Selon M. Trudeau, il n'entretient pas de proches relations avec UNIS, puisqu'il n'est pas ami avec MM. Kielburger et qu'il n'a de liens étroits avec aucun autre membre de l'organisme. M. Trudeau a ajouté qu'il n'avait jamais fréquenté MM. Kielburger dans un contexte personnel et qu'il n'avait jamais bénéficié financièrement de sa participation à des activités d'UNIS.

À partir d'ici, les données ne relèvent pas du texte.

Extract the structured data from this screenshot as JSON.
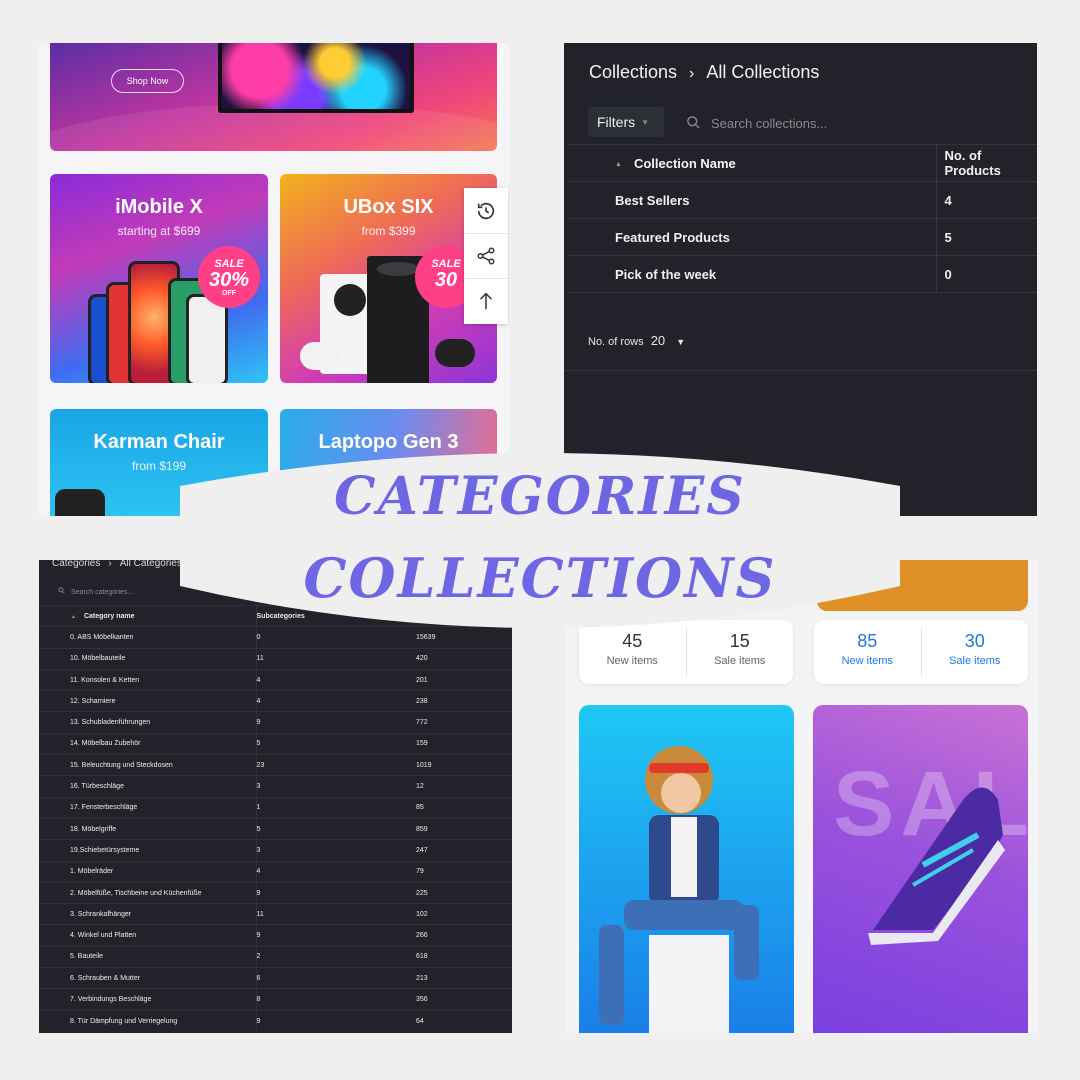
{
  "shop": {
    "hero": {
      "button_label": "Shop Now"
    },
    "cards": [
      {
        "title": "iMobile X",
        "subtitle": "starting at $699",
        "badge_top": "SALE",
        "badge_main": "30%",
        "badge_small": "OFF"
      },
      {
        "title": "UBox SIX",
        "subtitle": "from $399",
        "badge_top": "SALE",
        "badge_main": "30"
      },
      {
        "title": "Karman Chair",
        "subtitle": "from $199"
      },
      {
        "title": "Laptopo Gen 3"
      }
    ],
    "side_tools": [
      "history-icon",
      "share-icon",
      "arrow-up-icon"
    ]
  },
  "collections": {
    "breadcrumb": {
      "root": "Collections",
      "separator": "›",
      "current": "All Collections"
    },
    "filters_label": "Filters",
    "search_placeholder": "Search collections...",
    "columns": [
      "Collection Name",
      "No. of Products"
    ],
    "rows": [
      {
        "name": "Best Sellers",
        "count": "4"
      },
      {
        "name": "Featured Products",
        "count": "5"
      },
      {
        "name": "Pick of the week",
        "count": "0"
      }
    ],
    "rows_label": "No. of rows",
    "rows_value": "20"
  },
  "categories": {
    "breadcrumb": {
      "root": "Categories",
      "separator": "›",
      "current": "All Categories"
    },
    "search_placeholder": "Search categories...",
    "columns": [
      "Category name",
      "Subcategories",
      ""
    ],
    "rows": [
      {
        "name": "0. ABS Möbelkanten",
        "sub": "0",
        "products": "15639"
      },
      {
        "name": "10. Möbelbauteile",
        "sub": "11",
        "products": "420"
      },
      {
        "name": "11. Konsolen & Ketten",
        "sub": "4",
        "products": "201"
      },
      {
        "name": "12. Scharniere",
        "sub": "4",
        "products": "238"
      },
      {
        "name": "13. Schubladenführungen",
        "sub": "9",
        "products": "772"
      },
      {
        "name": "14. Möbelbau Zubehör",
        "sub": "5",
        "products": "159"
      },
      {
        "name": "15. Beleuchtung und Steckdosen",
        "sub": "23",
        "products": "1019"
      },
      {
        "name": "16. Türbeschläge",
        "sub": "3",
        "products": "12"
      },
      {
        "name": "17. Fensterbeschläge",
        "sub": "1",
        "products": "85"
      },
      {
        "name": "18. Möbelgriffe",
        "sub": "5",
        "products": "859"
      },
      {
        "name": "19.Schiebetürsysteme",
        "sub": "3",
        "products": "247"
      },
      {
        "name": "1. Möbelräder",
        "sub": "4",
        "products": "79"
      },
      {
        "name": "2. Möbelfüße, Tischbeine und Küchenfüße",
        "sub": "9",
        "products": "225"
      },
      {
        "name": "3. Schrankafhänger",
        "sub": "11",
        "products": "102"
      },
      {
        "name": "4. Winkel und Platten",
        "sub": "9",
        "products": "266"
      },
      {
        "name": "5. Bauteile",
        "sub": "2",
        "products": "618"
      },
      {
        "name": "6. Schrauben & Mutter",
        "sub": "6",
        "products": "213"
      },
      {
        "name": "7. Verbindungs Beschläge",
        "sub": "8",
        "products": "356"
      },
      {
        "name": "8. Tür Dämpfung und Verriegelung",
        "sub": "9",
        "products": "64"
      }
    ]
  },
  "stats": {
    "cards": [
      {
        "new_value": "45",
        "new_label": "New items",
        "sale_value": "15",
        "sale_label": "Sale items"
      },
      {
        "new_value": "85",
        "new_label": "New items",
        "sale_value": "30",
        "sale_label": "Sale items"
      }
    ],
    "promo_letters": "SALE"
  },
  "overlay": {
    "line1": "CATEGORIES",
    "line2": "COLLECTIONS",
    "color": "#6e66e3"
  }
}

M. Trudeau a aussi affirmé que sa mère et son frère poursuivent leur propre carrière de façon indépendante, en se livrant à de nombreuses initiatives auprès d'un large éventail de partenaires et d'organisations. Il a ajouté qu'il savait à l'époque que son frère et sa mère avaient tous deux pris part à des activités d'UNIS, sans toutefois être au courant de leurs arrangements financiers avec l'organisme. M. Trudeau a ajouté qu'il n'y avait aucun lien entre le mandat de gestion de la BCBE confié à UNIS et le travail de ses parents pour l'organisme. Selon lui, la décision de confier la gestion de la BCBE à UNIS n'aurait pas permis à ses parents de profiter de cette relation pour favoriser leurs intérêts personnels.

En ce qui concerne l'engagement de Mme Grégoire Trudeau auprès d'UNIS, M. Trudeau a noté que je ne trouvais rien à redire à son affiliation non rémunérée à l'organisme, y compris le remboursement de frais de déplacement et d'hébergement, en septembre 2018. M. Trudeau faisait alors référence à l'avis produit par le Commissariat selon lequel Mme Grégoire Trudeau devait son rôle auprès d'UNIS à ses propres qualifications et à sa propre carrière.

M. Trudeau a soutenu que dans chacun des trois cas, il n'y avait aucun lien entre le travail qu'UNIS allait entreprendre pour la BCBE et les allocutions prononcées par ses parents. Autrement dit, il n'y avait aucune raison de croire que les parents de M. Trudeau obtiendraient plus de travail ou du travail mieux rémunéré d'UNIS à l'avenir étant donné qu'UNIS a été sélectionné pour administrer la BCBE. Par conséquent, M. Trudeau était d'avis que puisque sa décision d'approuver la création de la BCBE ne représentait pas une occasion de favoriser leurs intérêts personnels, elle n'a pas engendré un conflit d'intérêts.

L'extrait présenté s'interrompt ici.